The only way to keep your health is to eat what you don't want, drink what you don't like, and do what you'd rather not. --Mark Twain

Food is a vital part of the international lifestyle. Every country has its own unique dishes, as well as restaurants toting the dishes of foreign countries. In Boston, fare from China, Greece, Japan, Italy, the Middle East, India, France, Ireland, Mexico, and Thailand are extremely popular. Foods reflecting different regions of the United States are also popular, particularly Southern-style cuisine. Whether it's fast food or sheer elegance, American food is frequently seen as boring. American food, however, technically does not exist. This is a country of so many different cultures that everything we eat is borrowed from somewhere else.

I personally like to cook. It's not nearly as glorious as going out to eat, bien sur, but it's hard to like eating food and not develop a taste for the preparation as well. Most of the food I make is fool-proof - macaroni and cheese, Ramen noodles, frozen pizza bagels, frozen pizza rolls, frozen quiches, frozen potato skins. I also eat leftovers of potato salad, rice, or pasta. However, sometimes I get a little extra creative...not too often though. Our kitchen needs to last us a while and I'd hate to be the one to accidentally set it afire or something.

21st Century Sandwiches

In this busy day and age, food needs to be fast and energizing. Sandwiches, of course, are the original fast food. Aside from two slices of bread, here is a list of suggested fillings:

  • cucumber slices and chive cream cheese
  • peanut butter and brown sugar
  • peanut butter and a jelly flavor you haven't tried
  • smoked turkey, mayonnaise, and chopped olives
  • vegan turkey or pastrami with mustard
  • vegan chicken patty with any creamy salad dressing
  • Nutella (or any brand of chocolate-hazlenut spread; chocolate spreads can also be found with marshamallow, peanut butter, strawberry, or banana flavoring)
  • taco fillings

    Restaurant Chicken

    This dish sounds simple to prepare, but the result tastes similar to what you pay $8.95+ for in a restaurant.

  • chicken pieces (defrosted if frozen)
  • following ingredients: 1 1/2 cups hot water, black pepper, maple sugar, oregano, dill, chives, garlic powder, 1 1/2-2 tablespoons honey, 5-6 tablespoons olive oil

    Wash chicken and place in a glass baking dish. Preheat oven to 350 degrees. Thouroughly mix sauce ingredients in a bowl before pouring even, generous coating over chicken. Place in oven for an hour.

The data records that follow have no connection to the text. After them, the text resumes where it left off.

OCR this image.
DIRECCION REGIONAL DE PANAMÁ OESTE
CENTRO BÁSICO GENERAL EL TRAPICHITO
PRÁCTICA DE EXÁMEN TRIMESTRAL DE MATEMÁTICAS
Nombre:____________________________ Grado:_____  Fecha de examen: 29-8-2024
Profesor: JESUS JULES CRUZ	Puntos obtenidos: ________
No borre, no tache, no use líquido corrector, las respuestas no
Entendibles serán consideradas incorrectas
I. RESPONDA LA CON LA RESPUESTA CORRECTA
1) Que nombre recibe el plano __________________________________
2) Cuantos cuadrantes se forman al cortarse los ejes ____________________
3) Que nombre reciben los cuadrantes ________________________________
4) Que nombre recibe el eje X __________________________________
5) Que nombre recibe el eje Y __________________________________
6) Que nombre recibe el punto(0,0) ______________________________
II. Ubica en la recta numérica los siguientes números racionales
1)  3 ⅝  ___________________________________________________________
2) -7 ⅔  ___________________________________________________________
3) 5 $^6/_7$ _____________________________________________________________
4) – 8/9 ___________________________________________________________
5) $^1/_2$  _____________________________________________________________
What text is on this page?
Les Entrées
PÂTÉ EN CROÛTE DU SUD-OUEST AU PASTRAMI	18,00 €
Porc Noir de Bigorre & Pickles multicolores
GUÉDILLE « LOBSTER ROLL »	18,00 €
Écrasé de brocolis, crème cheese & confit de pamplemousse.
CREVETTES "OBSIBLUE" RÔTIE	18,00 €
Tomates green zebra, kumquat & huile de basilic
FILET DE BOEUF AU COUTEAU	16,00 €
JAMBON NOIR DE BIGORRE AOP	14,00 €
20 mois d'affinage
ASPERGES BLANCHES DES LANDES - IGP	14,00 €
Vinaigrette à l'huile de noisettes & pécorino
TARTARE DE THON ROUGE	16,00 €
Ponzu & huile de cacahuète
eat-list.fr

    Feast for Cooks on a Budget

    Are you expecting your boss, significant other, in-laws, or whoever else over for dinner? Did you prepare a meal in advance? Of course not! But that's OK, because with almost no time or money, you can bewilder any guest with what they'll call "culinary skills."


  • sour cream
  • packet of instant onion soup
  • package of cut vegetables
  • rolls (everything looks more festive with rolls)

    Mix sour cream and soup in a bowl. Place bowl in center of a dish of cut vegetables. As guests dig in, distribute rolls (warm them in microwave first to give the aura of fresh bread).

    Main Course

  • pasta (any except spaghetti or macaroni; either conjures images of childhood, which is far too unsophisticated for a dinner at your house lol)
  • olive oil
  • creamy salad dressing

    Cook pasta; warm olive oil and salad dressing, then add oil/dressing mixture to pasta. Mix well.


  • apples, peaches, or pears
  • crumbled vanilla wafers
  • brown sugar

    Peel, core, and slice fruit. Lay neatly in a baking dish and top with crumbled wafers and sugar. Bake.

    Low-Calorie Goodness

    Nowadays, it's being said that calories, worse than fat and sodium, will make you fat. But how can you avoid calories? They're everywhere! That box of macaroni and cheese you prepare and devour isn't meant to be eaten all at once, and what they call a serving is loaded with calories. I used to eat the whole box! What to do? Here are some snack suggestions:

  • sugar-free Jell-O
  • popcorn
  • crackers (10-15 of your favorite brand) either plain or with some sort of topping - cheese, jam, etc. - used sparingly
  • raw fruits and vegetables
  • one small bagel with a "lite" cream cheese (again, used sparingly)
  • a few pieces of candy (try this Japanese candy which is marshamallows that are stuffed with chocolate - roughly 16 calories a piece!).
  • dried fruit (half a cup)
  • one single-serving box of any type of cereal
  • in place of one meal a day, eat a meal bar (Pria, Balance, Odwalla, Slimfast, etc....even Avon sells meal bars; Oatmeal Raisin is the best. Avon also sells snack bars which are yummier than candy bars, 110 calories each, and fortified with vitamins and stuff).